The reason for the symposium was the GP researcher Floor van den Brand’s PhD ceremony. Her research, carried out among six hundred employees from 61 different companies and organisations, showed that one and a half times the number of people quit smoking – until one year after training – if they receive gift vouchers in addition to the training programme.
After her research, Van den Brand says during the symposium, she designed the website www.samensterkerstoppen.nl. This is meant to help employers get started. The PhD graduate pre-calculated that smoking breaks and absence due to illness – smokers are sick three days more per year, on average – costs more than five thousand euro per year, working on the basis of an hourly wage of 34 euro. At the same time, the group training plus the reward cost less than a one-off six hundred euro.
But why reward unhealthy behaviour, employers and non-smokers sometimes say? ‘I don’t get anything, those who smoke do.’ It’s not about rewarding unhealthy behaviour, says Van den Brand. “The rewards are meant to condone healthy behaviour, to give smokers extra motivation.”
In 2018, twenty-four per cent of workers in the Netherlands smoked (of whom 17 per cent on a daily basis), according to the Trimbos Institute. That is comparable to the percentages among the population as a whole. Of the unemployed, 29 per cent smoked and of those unable to work, 35 per cent.
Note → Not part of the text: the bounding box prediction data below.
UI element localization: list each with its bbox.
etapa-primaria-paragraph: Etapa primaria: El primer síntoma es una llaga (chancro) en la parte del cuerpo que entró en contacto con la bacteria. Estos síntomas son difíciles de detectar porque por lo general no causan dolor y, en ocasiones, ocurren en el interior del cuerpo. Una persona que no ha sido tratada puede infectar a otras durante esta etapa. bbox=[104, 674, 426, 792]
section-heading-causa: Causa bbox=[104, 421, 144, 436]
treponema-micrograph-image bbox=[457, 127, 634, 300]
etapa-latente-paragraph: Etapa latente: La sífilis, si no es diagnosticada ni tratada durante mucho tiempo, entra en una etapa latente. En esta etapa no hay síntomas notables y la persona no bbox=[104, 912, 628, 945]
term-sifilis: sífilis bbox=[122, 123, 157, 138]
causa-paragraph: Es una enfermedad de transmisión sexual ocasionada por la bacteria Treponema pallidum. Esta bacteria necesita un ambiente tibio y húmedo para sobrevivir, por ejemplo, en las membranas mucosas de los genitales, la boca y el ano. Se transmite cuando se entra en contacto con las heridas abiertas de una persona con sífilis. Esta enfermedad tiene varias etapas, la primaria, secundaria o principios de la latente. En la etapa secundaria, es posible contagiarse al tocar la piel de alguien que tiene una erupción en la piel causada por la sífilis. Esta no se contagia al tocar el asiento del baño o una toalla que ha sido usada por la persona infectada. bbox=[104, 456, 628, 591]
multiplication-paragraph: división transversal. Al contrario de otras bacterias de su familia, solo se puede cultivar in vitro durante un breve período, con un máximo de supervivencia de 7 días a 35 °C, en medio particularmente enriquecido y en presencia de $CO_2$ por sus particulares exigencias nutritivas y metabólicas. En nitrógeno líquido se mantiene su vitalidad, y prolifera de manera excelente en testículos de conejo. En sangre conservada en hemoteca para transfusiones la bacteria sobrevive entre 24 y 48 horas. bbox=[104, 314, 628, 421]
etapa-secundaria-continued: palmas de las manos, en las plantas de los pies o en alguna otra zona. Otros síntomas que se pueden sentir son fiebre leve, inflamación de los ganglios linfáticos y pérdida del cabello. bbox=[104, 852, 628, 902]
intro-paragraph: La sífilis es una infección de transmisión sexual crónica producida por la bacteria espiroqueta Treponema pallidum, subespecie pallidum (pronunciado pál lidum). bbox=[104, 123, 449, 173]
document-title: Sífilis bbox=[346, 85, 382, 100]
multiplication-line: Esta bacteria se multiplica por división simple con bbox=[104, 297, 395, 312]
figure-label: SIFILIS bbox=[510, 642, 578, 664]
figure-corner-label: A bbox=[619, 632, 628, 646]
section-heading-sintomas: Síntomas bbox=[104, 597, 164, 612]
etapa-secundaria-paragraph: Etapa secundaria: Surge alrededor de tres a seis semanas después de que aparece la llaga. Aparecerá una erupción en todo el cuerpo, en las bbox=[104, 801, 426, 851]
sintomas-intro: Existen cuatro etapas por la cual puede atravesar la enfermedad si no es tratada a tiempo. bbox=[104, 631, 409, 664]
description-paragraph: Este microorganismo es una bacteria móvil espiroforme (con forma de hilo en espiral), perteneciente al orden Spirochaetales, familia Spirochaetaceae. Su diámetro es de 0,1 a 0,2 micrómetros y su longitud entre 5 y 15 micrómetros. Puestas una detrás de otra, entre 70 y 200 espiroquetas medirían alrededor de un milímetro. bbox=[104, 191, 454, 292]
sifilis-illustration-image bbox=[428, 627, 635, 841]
In Van den Brand’s research, participants received a total of 350 euro if they still hadn’t smoked after a year: first it was three times fifty euro (after the group training and then after three and six months) and two hundred euro at the end. In Rotterdam, among health care staff, there is an experiment in which smokers choose their own type of reward.
Some want the highest amount at the end, as in the Maastricht study, others at the beginning. But surprisingly enough, says the Rotterdam PhD researcher Nienke Broderie, most of the participants chose a completely different variant, in which they could even lose money.
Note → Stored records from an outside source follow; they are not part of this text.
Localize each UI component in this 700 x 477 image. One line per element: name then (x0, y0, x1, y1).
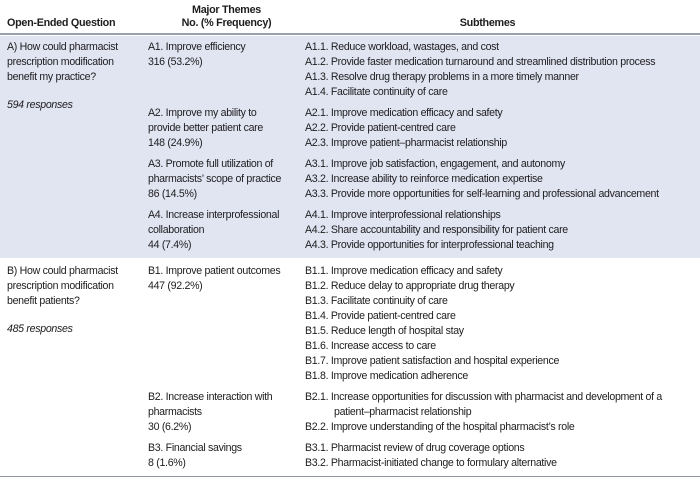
theme-count: 447 (92.2%) (148, 280, 203, 292)
theme-label: pharmacists’ scope of practice (148, 173, 282, 185)
subtheme-line: A1.2. Provide faster medication turnaround and streamlined distribution process (305, 56, 656, 68)
question-line: benefit patients? (7, 295, 80, 307)
col-header-major-themes-line2: No. (% Frequency) (181, 16, 272, 29)
theme-cell-b3 (148, 441, 305, 471)
subtheme-line: A1.3. Resolve drug therapy problems in a more timely manner (305, 71, 579, 83)
theme-count: 86 (14.5%) (148, 188, 197, 200)
subtheme-line: A2.1. Improve medication efficacy and safety (305, 107, 503, 119)
question-line: prescription modification (7, 280, 114, 292)
subtheme-line: B1.2. Reduce delay to appropriate drug therapy (305, 280, 515, 292)
theme-label: A1. Improve efficiency (148, 41, 246, 53)
col-header-major-themes (148, 4, 305, 29)
subtheme-line: A3.2. Increase ability to reinforce medication expertise (305, 173, 543, 185)
subtheme-line: B1.7. Improve patient satisfaction and hospital experience (305, 355, 560, 367)
subthemes-cell-b2 (305, 390, 700, 435)
subthemes-cell-a2 (305, 106, 700, 151)
subtheme-line-continuation: patient–pharmacist relationship (334, 406, 472, 418)
subtheme-line: B1.6. Increase access to care (305, 340, 436, 352)
subtheme-line: B2.2. Improve understanding of the hospital pharmacist’s role (305, 421, 575, 433)
theme-cell-a1 (148, 40, 305, 100)
subtheme-line: B3.2. Pharmacist-initiated change to formulary alternative (305, 457, 557, 469)
subthemes-cell-a1 (305, 40, 700, 100)
theme-label: A2. Improve my ability to (148, 107, 257, 119)
col-header-subthemes: Subthemes (459, 16, 516, 29)
subtheme-line: B1.1. Improve medication efficacy and safety (305, 265, 503, 277)
subtheme-line: B1.5. Reduce length of hospital stay (305, 325, 464, 337)
subtheme-line: B1.3. Facilitate continuity of care (305, 295, 448, 307)
section-question-b (0, 260, 700, 476)
subtheme-line: A2.2. Provide patient-centred care (305, 122, 456, 134)
subtheme-line: A1.4. Facilitate continuity of care (305, 86, 448, 98)
subtheme-line: B1.4. Provide patient-centred care (305, 310, 456, 322)
subthemes-cell-a4 (305, 208, 700, 253)
theme-count: 44 (7.4%) (148, 239, 192, 251)
theme-count: 30 (6.2%) (148, 421, 192, 433)
subtheme-line: A1.1. Reduce workload, wastages, and cost (305, 41, 499, 53)
theme-label: provide better patient care (148, 122, 263, 134)
subtheme-line: A3.3. Provide more opportunities for self-learning and professional advancement (305, 188, 659, 200)
subthemes-cell-a3 (305, 157, 700, 202)
theme-cell-a4 (148, 208, 305, 253)
subtheme-line: B1.8. Improve medication adherence (305, 370, 468, 382)
col-header-open-ended-question: Open-Ended Question (7, 16, 116, 29)
subtheme-line: B3.1. Pharmacist review of drug coverage options (305, 442, 525, 454)
question-line: prescription modification (7, 56, 114, 68)
col-header-major-themes-line1: Major Themes (192, 4, 261, 16)
theme-label: collaboration (148, 224, 205, 236)
responses-count-b: 485 responses (7, 323, 73, 335)
theme-cell-b1 (148, 264, 305, 384)
theme-count: 8 (1.6%) (148, 457, 186, 469)
theme-label: B1. Improve patient outcomes (148, 265, 281, 277)
responses-count-a: 594 responses (7, 99, 73, 111)
theme-label: A4. Increase interprofessional (148, 209, 280, 221)
subthemes-cell-b1 (305, 264, 700, 384)
subtheme-line: A4.1. Improve interprofessional relationships (305, 209, 501, 221)
theme-label: B2. Increase interaction with (148, 391, 273, 403)
table-header-row (0, 0, 700, 35)
theme-cell-a3 (148, 157, 305, 202)
question-cell-a (0, 40, 148, 253)
question-line: A) How could pharmacist (7, 41, 118, 53)
subtheme-line: A2.3. Improve patient–pharmacist relationship (305, 137, 508, 149)
subtheme-line: A4.3. Provide opportunities for interprofessional teaching (305, 239, 554, 251)
section-question-a (0, 36, 700, 258)
subtheme-line: B2.1. Increase opportunities for discussion with pharmacist and development of a (305, 391, 662, 403)
theme-label: A3. Promote full utilization of (148, 158, 273, 170)
theme-cell-a2 (148, 106, 305, 151)
question-cell-b (0, 264, 148, 471)
subthemes-cell-b3 (305, 441, 700, 471)
subtheme-line: A4.2. Share accountability and responsibility for patient care (305, 224, 568, 236)
theme-count: 316 (53.2%) (148, 56, 203, 68)
question-line: B) How could pharmacist (7, 265, 118, 277)
theme-label: pharmacists (148, 406, 202, 418)
theme-cell-b2 (148, 390, 305, 435)
question-line: benefit my practice? (7, 71, 96, 83)
theme-count: 148 (24.9%) (148, 137, 203, 149)
theme-label: B3. Financial savings (148, 442, 242, 454)
subtheme-line: A3.1. Improve job satisfaction, engagement, and autonomy (305, 158, 565, 170)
This is the so-called deposit option, in which they invest one hundred euro themselves. “They bring in actual cash, which we keep in the safe. Anyone who doesn’t make it, loses their deposit. Despite everything, they like to pay something, maybe to avoid the impression that they are being given money, that it is easy money.”
No matter what, the rewards result in more people stopping, regardless of income or education level. So not just among employees of modest means, although the greatest profit can be gained in this group. Where 15 per cent of higher educated still smoke, for the lower educated the figure is 26 per cent.
Quitting smoking for them is not easy, says speaker Gera Nagelhout. She is an endowed professor at the UM, specialised in the health and well-being of people with a low socioeconomic position. “They are often more addicted and experience more stress, which has a negative effect on their self-discipline. They can’t rely on much social support from their environment when they are trying to stop.”
To reach this group, you need more than just waving some gift vouchers before their eyes. It already begins at the recruitment stage. How can you make this group interested in participating? A report about best practises, which Nagelhout collaborated on, was published last week. To mention but a few: be careful of your tone, it should be understanding and not judgemental; allow participants to become acquainted but without obligation and help them to sign up, in order to also get around the problem of being unlettered; and the stop programme should have a low threshold and be free of charge.
The recommendations are welcome, as few employees are participating in the training, the Trimbos Institute reckons. “No, not everyone is joining in,” says Van den Brand. “Some people are just not ready for it, for others the timing is just not right, and again others may prefer to choose individual guidance instead of group training. On the other hand, some employers only offer the odd group training to a maximum number of participants and are satisfied when it is full.”
Then it’s Lesley Sinclair’s turn, a researcher at Edinburgh University. Extra concentration is required because of her heavy Scottish accent. Sinclair has been trying for years to convince pregnant women to stop smoking. In 2008, thirty per cent of pregnant women from lower classes in the United Kingdom still smoked.
Financial rewards in the form of shopping vouchers, with which they have been experimenting for about ten years, proved to show real results. Many more pregnant women participated in the stop programmes and turned their backs on smoking. Someone in the ‘hall’ asks whether the partners are also involved in the attempt to quit smoking. Yes, that appeared to be the case, although the researchers didn’t register how many of them stopped.
A difference with the Netherlands is that in the United Kingdom and the US more money – 750 euro or dollar – is set aside to reward smokers. Van den Brand: “It is much more common in those countries to reward healthy behaviour. Employers sometimes pay high insurance premiums and medical costs for employees. Higher rewards then still turn out to be lucrative.”